Toyota is using LiDAR to capture interactions between scooters and cars on the road.Photo courtesy of Toyota Motor Sales U.S.A., Inc.

She became interested in the possibility of studying e-scooters after visiting her daughter at the University of Michigan. “Walking around campus, I saw many students riding e-scooters without much concern for the other vehicles around them and not following any rules regarding direction or speed. Around the same time, data from many hospital ERs were also reporting an uptick of e-scooter related incidents.”

The laissez faire attitude of many e-scooter operators is not news to many inside and outside the transportation community. Cities are grappling with how to regulate their use while balancing the need for alternative transportation solutions for their residents. Plus, there’s the fun factor.

According to Sherony, there are currently more than 85,000 such scooters in service throughout the U.S., but in 2018, there were approximately 14,600 e-scooter accidents, up from just 4,500 four years earlier.

“I thought it would be fascinating to take a more in-depth look at how e-scooters interact with vehicles, with the thought that a deeper understanding of those interactions could help to develop safety systems in vehicles that might mitigate or avoid crashes with e-scooters,” she shared.

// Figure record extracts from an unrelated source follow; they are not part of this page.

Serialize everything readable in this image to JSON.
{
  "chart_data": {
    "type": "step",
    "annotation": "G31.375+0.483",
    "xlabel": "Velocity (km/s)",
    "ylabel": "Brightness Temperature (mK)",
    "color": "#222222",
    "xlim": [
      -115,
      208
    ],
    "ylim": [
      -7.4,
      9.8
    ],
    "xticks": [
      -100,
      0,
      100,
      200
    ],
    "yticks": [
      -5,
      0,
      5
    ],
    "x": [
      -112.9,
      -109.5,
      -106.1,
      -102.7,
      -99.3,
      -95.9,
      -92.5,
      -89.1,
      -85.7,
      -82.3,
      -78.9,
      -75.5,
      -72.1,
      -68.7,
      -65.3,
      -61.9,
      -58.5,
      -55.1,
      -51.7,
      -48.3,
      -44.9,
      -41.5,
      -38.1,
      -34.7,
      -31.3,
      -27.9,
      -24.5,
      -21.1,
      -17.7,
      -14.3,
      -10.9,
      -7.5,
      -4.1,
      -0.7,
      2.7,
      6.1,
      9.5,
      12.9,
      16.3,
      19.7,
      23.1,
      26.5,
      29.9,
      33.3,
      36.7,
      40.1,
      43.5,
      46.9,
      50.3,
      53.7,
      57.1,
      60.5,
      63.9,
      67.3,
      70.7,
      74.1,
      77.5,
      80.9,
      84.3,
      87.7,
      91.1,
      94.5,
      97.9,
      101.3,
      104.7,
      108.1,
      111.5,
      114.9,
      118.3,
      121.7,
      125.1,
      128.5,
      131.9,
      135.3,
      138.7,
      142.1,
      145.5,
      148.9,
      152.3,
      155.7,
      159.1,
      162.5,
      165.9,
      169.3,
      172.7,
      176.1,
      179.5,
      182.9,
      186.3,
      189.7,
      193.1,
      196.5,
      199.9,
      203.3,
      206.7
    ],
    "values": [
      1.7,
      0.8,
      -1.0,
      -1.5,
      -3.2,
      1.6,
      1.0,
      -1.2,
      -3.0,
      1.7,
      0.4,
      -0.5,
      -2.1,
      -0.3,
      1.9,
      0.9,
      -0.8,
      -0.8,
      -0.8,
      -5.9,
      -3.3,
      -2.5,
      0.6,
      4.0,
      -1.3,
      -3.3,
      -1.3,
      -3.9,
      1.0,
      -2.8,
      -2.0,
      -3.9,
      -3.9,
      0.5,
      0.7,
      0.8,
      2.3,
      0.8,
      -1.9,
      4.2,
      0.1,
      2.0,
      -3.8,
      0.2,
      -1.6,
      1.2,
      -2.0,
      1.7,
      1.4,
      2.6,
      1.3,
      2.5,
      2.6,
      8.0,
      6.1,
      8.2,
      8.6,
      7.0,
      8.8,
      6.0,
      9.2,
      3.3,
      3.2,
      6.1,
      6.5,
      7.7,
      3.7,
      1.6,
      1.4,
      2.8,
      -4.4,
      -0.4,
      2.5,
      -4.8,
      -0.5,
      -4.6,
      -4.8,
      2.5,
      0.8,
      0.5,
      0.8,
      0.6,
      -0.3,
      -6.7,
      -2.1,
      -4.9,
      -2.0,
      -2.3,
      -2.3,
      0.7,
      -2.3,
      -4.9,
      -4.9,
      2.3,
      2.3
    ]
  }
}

To take that in-depth look, CSRC is partnering with the School of Engineering and Technology at Indiana University Purdue University at Indianapolis (IUPUI). The collaborative effort involves collecting data from fully instrumented e-scooters and vehicles using LiDAR and front- and rearview cameras.

The study efforts may be the key to success to move the scooters move from burdensome transportation solution and recreation activity to a true mobility solution. “The ultimate goal is to use this research to potentially develop or modify advanced safety features that will help to prevent and/or mitigate crashes with e-scooters in the future,” said Sherony.